Methods: The data from all patients undergoing surgical clipping of an aneurysm were collected in a database. A database search was performed focusing on re-bleeding during the hospital stay prior to surgery. Patients who were admitted later than 3 days after SAH and patients with innocent aneurysms were excluded. The management of the patients was unchanged during the last 15 years with admission to ICU, blood pressure control, CSF drainage if needed (lumbar drainage [LD] in HH <3, ventricular drainage [EVD] in HH 4 and 5) and early operation after angiographic confirmation of the aneurysm.

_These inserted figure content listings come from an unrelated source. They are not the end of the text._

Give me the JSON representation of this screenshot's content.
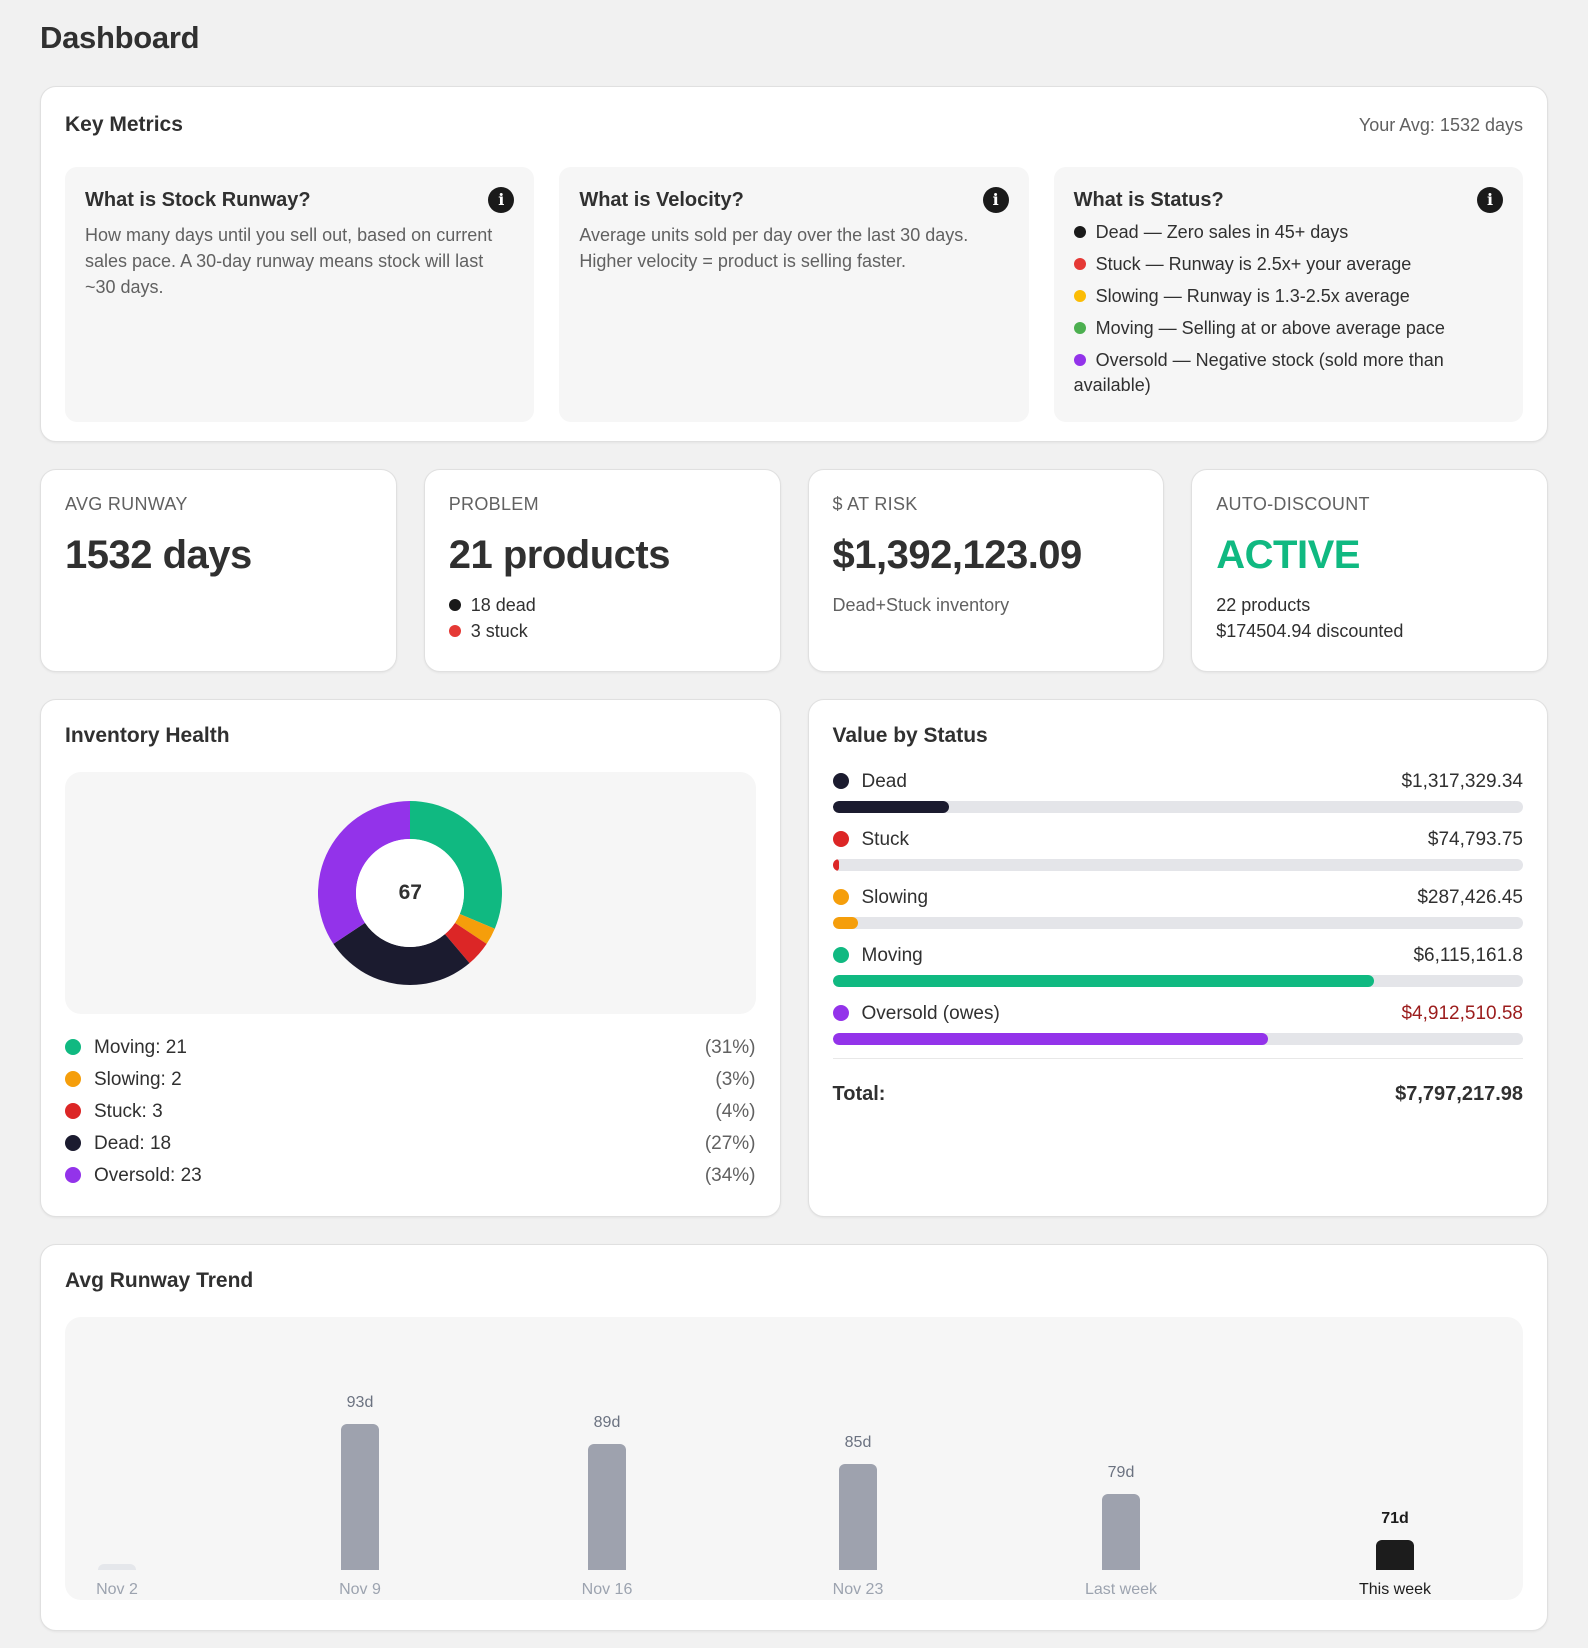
{
  "page": {
    "title": "Dashboard"
  },
  "key_metrics": {
    "title": "Key Metrics",
    "your_avg": "Your Avg: 1532 days",
    "boxes": [
      {
        "title": "What is Stock Runway?",
        "text": "How many days until you sell out, based on current sales pace. A 30-day runway means stock will last ~30 days.",
        "icon": "info-icon"
      },
      {
        "title": "What is Velocity?",
        "text": "Average units sold per day over the last 30 days. Higher velocity = product is selling faster.",
        "icon": "info-icon"
      },
      {
        "title": "What is Status?",
        "icon": "info-icon",
        "items": [
          {
            "text": "Dead — Zero sales in 45+ days",
            "color": "#1a1a1a"
          },
          {
            "text": "Stuck — Runway is 2.5x+ your average",
            "color": "#e53935"
          },
          {
            "text": "Slowing — Runway is 1.3-2.5x average",
            "color": "#fbbc05"
          },
          {
            "text": "Moving — Selling at or above average pace",
            "color": "#4caf50"
          },
          {
            "text": "Oversold — Negative stock (sold more than available)",
            "color": "#9333ea"
          }
        ]
      }
    ]
  },
  "stats": {
    "avg_runway": {
      "label": "AVG RUNWAY",
      "value": "1532 days"
    },
    "problem": {
      "label": "PROBLEM",
      "value": "21 products",
      "dead": "18 dead",
      "stuck": "3 stuck",
      "dead_color": "#1a1a1a",
      "stuck_color": "#e53935"
    },
    "at_risk": {
      "label": "$ AT RISK",
      "value": "$1,392,123.09",
      "sub": "Dead+Stuck inventory"
    },
    "auto_discount": {
      "label": "AUTO-DISCOUNT",
      "value": "ACTIVE",
      "products": "22 products",
      "discounted": "$174504.94 discounted"
    }
  },
  "inventory_health": {
    "title": "Inventory Health",
    "total": "67",
    "legend": [
      {
        "label": "Moving: 21",
        "pct": "(31%)",
        "color": "#10b981"
      },
      {
        "label": "Slowing: 2",
        "pct": "(3%)",
        "color": "#f59e0b"
      },
      {
        "label": "Stuck: 3",
        "pct": "(4%)",
        "color": "#dc2626"
      },
      {
        "label": "Dead: 18",
        "pct": "(27%)",
        "color": "#1b1b2f"
      },
      {
        "label": "Oversold: 23",
        "pct": "(34%)",
        "color": "#9333ea"
      }
    ]
  },
  "value_by_status": {
    "title": "Value by Status",
    "items": [
      {
        "label": "Dead",
        "value": "$1,317,329.34",
        "color": "#1b1b2f",
        "pct": 16.9,
        "value_color": "#303030"
      },
      {
        "label": "Stuck",
        "value": "$74,793.75",
        "color": "#dc2626",
        "pct": 1.0,
        "value_color": "#303030"
      },
      {
        "label": "Slowing",
        "value": "$287,426.45",
        "color": "#f59e0b",
        "pct": 3.7,
        "value_color": "#303030"
      },
      {
        "label": "Moving",
        "value": "$6,115,161.8",
        "color": "#10b981",
        "pct": 78.4,
        "value_color": "#303030"
      },
      {
        "label": "Oversold (owes)",
        "value": "$4,912,510.58",
        "color": "#9333ea",
        "pct": 63.0,
        "value_color": "#9b1c1c"
      }
    ],
    "total_label": "Total:",
    "total_value": "$7,797,217.98"
  },
  "trend": {
    "title": "Avg Runway Trend",
    "bars": [
      {
        "label": "Nov 2",
        "value_label": "",
        "value": 0
      },
      {
        "label": "Nov 9",
        "value_label": "93d",
        "value": 93
      },
      {
        "label": "Nov 16",
        "value_label": "89d",
        "value": 89
      },
      {
        "label": "Nov 23",
        "value_label": "85d",
        "value": 85
      },
      {
        "label": "Last week",
        "value_label": "79d",
        "value": 79
      },
      {
        "label": "This week",
        "value_label": "71d",
        "value": 71
      }
    ]
  },
  "chart_data": [
    {
      "type": "pie",
      "title": "Inventory Health",
      "categories": [
        "Moving",
        "Slowing",
        "Stuck",
        "Dead",
        "Oversold"
      ],
      "values": [
        21,
        2,
        3,
        18,
        23
      ],
      "percentages": [
        31,
        3,
        4,
        27,
        34
      ],
      "center_label": "67",
      "colors": [
        "#10b981",
        "#f59e0b",
        "#dc2626",
        "#1b1b2f",
        "#9333ea"
      ],
      "legend_position": "bottom"
    },
    {
      "type": "bar",
      "title": "Value by Status",
      "orientation": "horizontal",
      "categories": [
        "Dead",
        "Stuck",
        "Slowing",
        "Moving",
        "Oversold (owes)"
      ],
      "values": [
        1317329.34,
        74793.75,
        287426.45,
        6115161.8,
        4912510.58
      ],
      "total": 7797217.98
    },
    {
      "type": "bar",
      "title": "Avg Runway Trend",
      "categories": [
        "Nov 2",
        "Nov 9",
        "Nov 16",
        "Nov 23",
        "Last week",
        "This week"
      ],
      "values": [
        0,
        93,
        89,
        85,
        79,
        71
      ],
      "value_suffix": "d",
      "grid": false
    }
  ]
}
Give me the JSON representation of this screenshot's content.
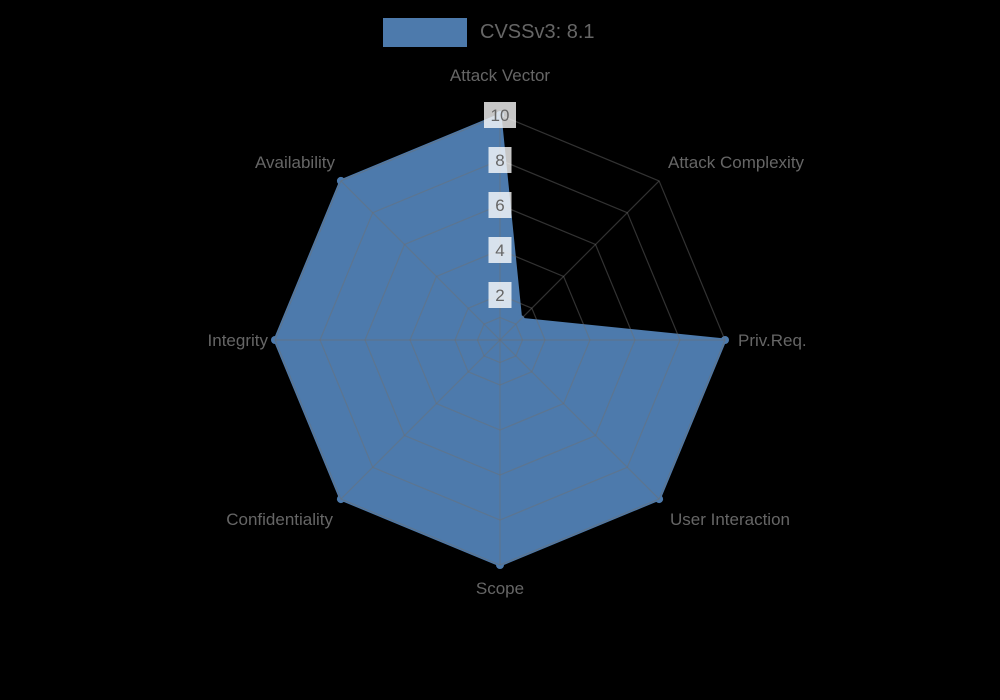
{
  "legend": {
    "label": "CVSSv3: 8.1"
  },
  "colors": {
    "background": "#000000",
    "series_fill": "#4d7aac",
    "series_border": "#4d7aac",
    "grid_line": "rgba(110,110,110,0.45)",
    "axis_label": "#666666",
    "tick_label": "#666666",
    "tick_backdrop": "rgba(255,255,255,0.78)"
  },
  "chart_data": {
    "type": "radar",
    "title": "",
    "legend_position": "top",
    "grid": true,
    "rlim": [
      0,
      10
    ],
    "categories": [
      "Attack Vector",
      "Attack Complexity",
      "Priv.Req.",
      "User Interaction",
      "Scope",
      "Confidentiality",
      "Integrity",
      "Availability"
    ],
    "series": [
      {
        "name": "CVSSv3: 8.1",
        "values": [
          10,
          1.3,
          10,
          10,
          10,
          10,
          10,
          10
        ]
      }
    ],
    "tick_values": [
      2,
      4,
      6,
      8,
      10
    ],
    "tick_labels": [
      "2",
      "4",
      "6",
      "8",
      "10"
    ],
    "grid_ring_values": [
      1,
      2,
      4,
      6,
      8,
      10
    ]
  }
}
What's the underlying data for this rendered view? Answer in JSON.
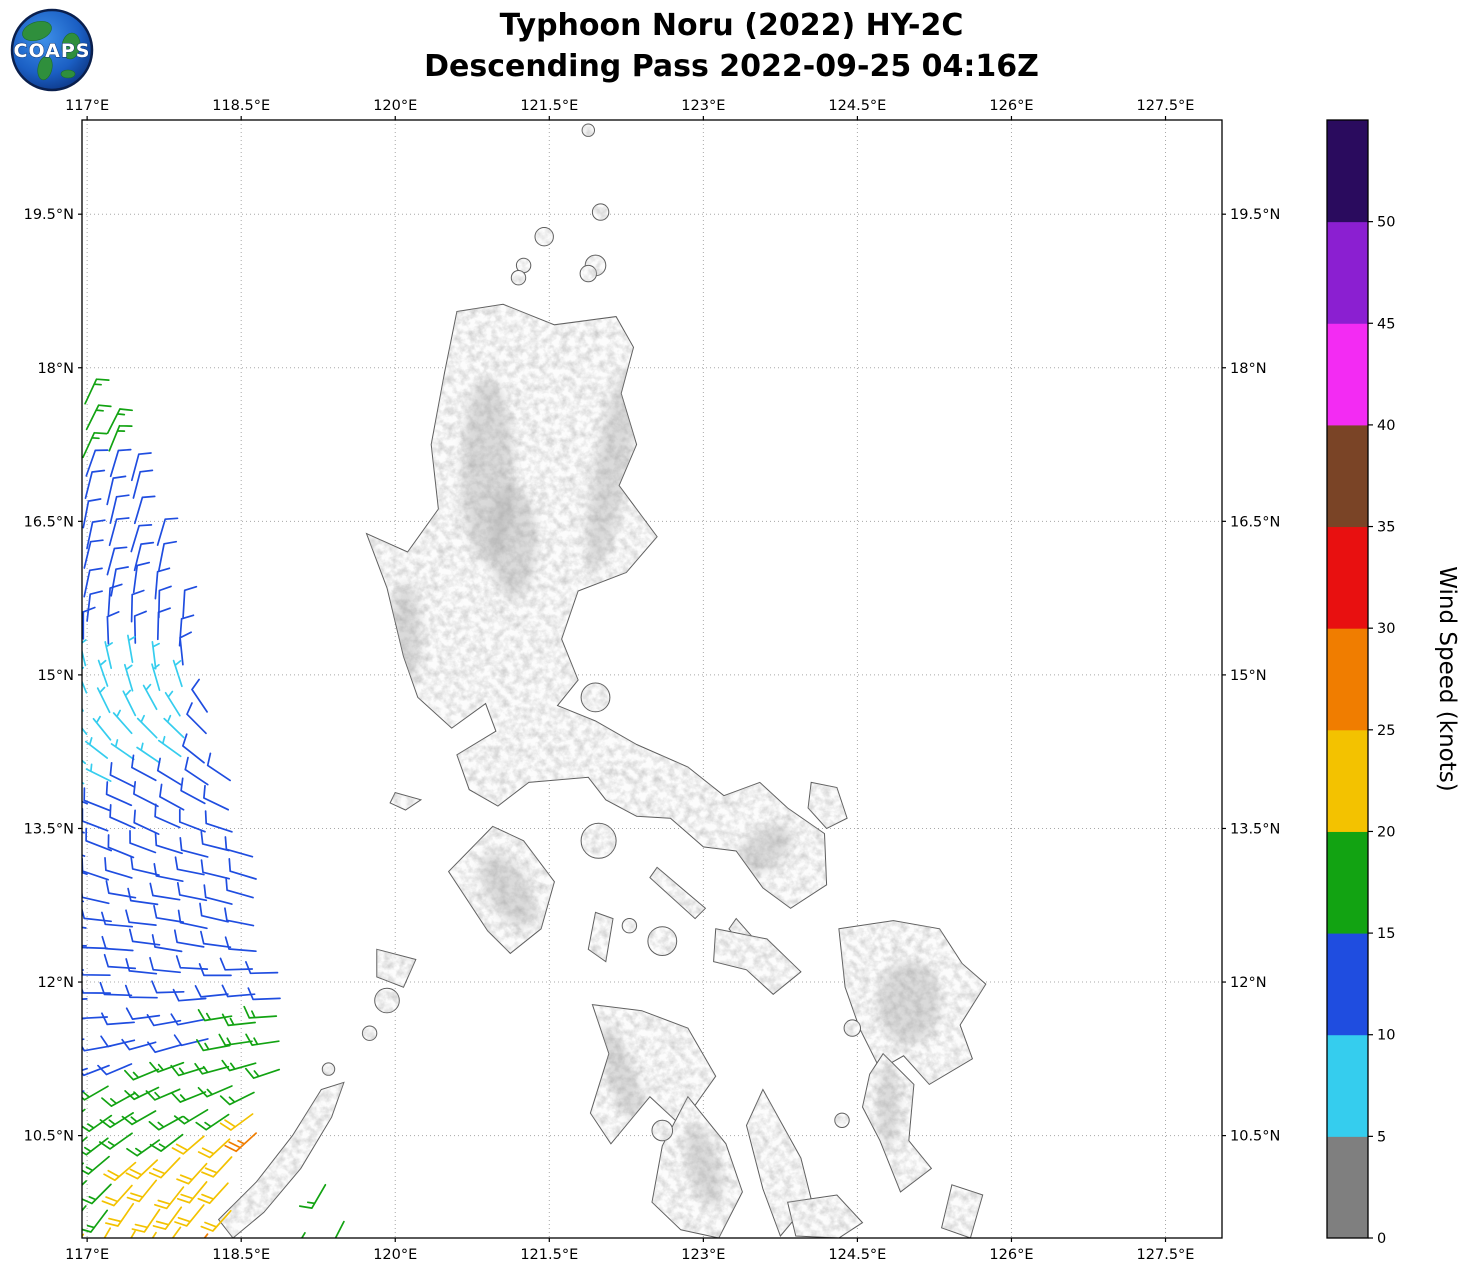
{
  "logo": {
    "text": "COAPS"
  },
  "title": {
    "line1": "Typhoon Noru (2022) HY-2C",
    "line2": "Descending Pass 2022-09-25 04:16Z"
  },
  "chart_data": {
    "type": "scatter",
    "subtype": "wind-barb-map",
    "title": "Typhoon Noru (2022) HY-2C",
    "subtitle": "Descending Pass 2022-09-25 04:16Z",
    "grid": true,
    "xlim": [
      116.95,
      128.05
    ],
    "ylim": [
      9.5,
      20.42
    ],
    "x_ticks": [
      117,
      118.5,
      120,
      121.5,
      123,
      124.5,
      126,
      127.5
    ],
    "x_tick_labels": [
      "117°E",
      "118.5°E",
      "120°E",
      "121.5°E",
      "123°E",
      "124.5°E",
      "126°E",
      "127.5°E"
    ],
    "y_ticks": [
      10.5,
      12,
      13.5,
      15,
      16.5,
      18,
      19.5
    ],
    "y_tick_labels": [
      "10.5°N",
      "12°N",
      "13.5°N",
      "15°N",
      "16.5°N",
      "18°N",
      "19.5°N"
    ],
    "colorbar": {
      "label": "Wind Speed (knots)",
      "tick_values": [
        0,
        5,
        10,
        15,
        20,
        25,
        30,
        35,
        40,
        45,
        50
      ],
      "segments": [
        {
          "from": 0,
          "to": 5,
          "color": "#7f7f7f"
        },
        {
          "from": 5,
          "to": 10,
          "color": "#35cdee"
        },
        {
          "from": 10,
          "to": 15,
          "color": "#1f4de0"
        },
        {
          "from": 15,
          "to": 20,
          "color": "#12a312"
        },
        {
          "from": 20,
          "to": 25,
          "color": "#f3c200"
        },
        {
          "from": 25,
          "to": 30,
          "color": "#f07d00"
        },
        {
          "from": 30,
          "to": 35,
          "color": "#e81010"
        },
        {
          "from": 35,
          "to": 40,
          "color": "#7a4426"
        },
        {
          "from": 40,
          "to": 45,
          "color": "#f32bf3"
        },
        {
          "from": 45,
          "to": 50,
          "color": "#8b1fd1"
        },
        {
          "from": 50,
          "to": 55,
          "color": "#2a0b5e"
        }
      ]
    },
    "wind_barbs": {
      "speed_units": "knots",
      "convention": "full_barb=10kt, half_barb=5kt, staff points toward direction wind is from",
      "lon0": 116.98,
      "dlon": 0.235,
      "rows_format": "[lat, n_barbs, dir_from_deg, speed_kt, [[lon_ge, speed_kt]...]]",
      "rows": [
        [
          17.62,
          1,
          25,
          17
        ],
        [
          17.39,
          2,
          23,
          17
        ],
        [
          17.16,
          2,
          21,
          17
        ],
        [
          16.93,
          3,
          19,
          12
        ],
        [
          16.7,
          3,
          17,
          12
        ],
        [
          16.47,
          3,
          15,
          12
        ],
        [
          16.24,
          4,
          13,
          12
        ],
        [
          16.01,
          4,
          11,
          12
        ],
        [
          15.78,
          4,
          8,
          12
        ],
        [
          15.55,
          5,
          5,
          12
        ],
        [
          15.32,
          5,
          2,
          12
        ],
        [
          15.09,
          5,
          350,
          7,
          [
            [
              117.9,
              12
            ]
          ]
        ],
        [
          14.86,
          5,
          340,
          7,
          [
            [
              118.0,
              12
            ]
          ]
        ],
        [
          14.63,
          6,
          330,
          7,
          [
            [
              118.0,
              12
            ]
          ]
        ],
        [
          14.4,
          6,
          318,
          7,
          [
            [
              118.05,
              12
            ]
          ]
        ],
        [
          14.17,
          6,
          308,
          7,
          [
            [
              117.95,
              12
            ]
          ]
        ],
        [
          13.94,
          7,
          300,
          7,
          [
            [
              117.45,
              12
            ]
          ]
        ],
        [
          13.71,
          7,
          295,
          12
        ],
        [
          13.48,
          7,
          291,
          12
        ],
        [
          13.25,
          8,
          288,
          12
        ],
        [
          13.02,
          8,
          285,
          12
        ],
        [
          12.79,
          8,
          282,
          12
        ],
        [
          12.56,
          8,
          279,
          12
        ],
        [
          12.33,
          8,
          276,
          12
        ],
        [
          12.1,
          9,
          272,
          12
        ],
        [
          11.87,
          9,
          268,
          12
        ],
        [
          11.64,
          9,
          263,
          12,
          [
            [
              118.4,
              17
            ]
          ]
        ],
        [
          11.41,
          9,
          258,
          12,
          [
            [
              118.3,
              17
            ]
          ]
        ],
        [
          11.18,
          9,
          251,
          12,
          [
            [
              117.6,
              17
            ]
          ]
        ],
        [
          10.95,
          8,
          244,
          12,
          [
            [
              117.2,
              17
            ]
          ]
        ],
        [
          10.72,
          8,
          237,
          17,
          [
            [
              118.55,
              22
            ]
          ]
        ],
        [
          10.49,
          8,
          231,
          17,
          [
            [
              118.1,
              22
            ],
            [
              118.5,
              27
            ]
          ]
        ],
        [
          10.26,
          7,
          226,
          17,
          [
            [
              117.3,
              22
            ]
          ]
        ],
        [
          10.03,
          7,
          222,
          17,
          [
            [
              117.25,
              22
            ]
          ]
        ],
        [
          9.8,
          7,
          218,
          17,
          [
            [
              117.2,
              22
            ]
          ]
        ],
        [
          9.57,
          6,
          214,
          22,
          [
            [
              118.1,
              27
            ]
          ]
        ]
      ],
      "extra_barbs_format": "[lon, lat, dir_from_deg, speed_kt]",
      "extra_barbs": [
        [
          119.32,
          10.02,
          210,
          17
        ],
        [
          119.5,
          9.66,
          207,
          17
        ],
        [
          119.12,
          9.55,
          211,
          17
        ]
      ]
    }
  }
}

Results: We identified 505 patients with a single ruptured aneurysm (SIA) and 122 patients with aneurysmal SAH and the angiographic proof of multiple aneurysms (MIA). 11 patients (10 patients with SIA, 1 with MIA) (1.7%) experienced re-bleeding during the hospital stay. In 2 cases of re-bleeding, it was clearly related to insertion of the CSF drainage, 2 re-bleeds occurred during imaging and 1 just prior to the start of the operation. In 5 patients, re-bleeding contributed to a substantial decline in the HH grade. In 4 of the 11 patients the outcome was poor.

Conclusions: We experienced a quite low in-hospital re-bleeding rate, which is possibly related to the presurgical management strategies. A clear relation between CSF drainage and re-bleed could not be found in our series. Re-bleeding contributes to a poorer prognosis.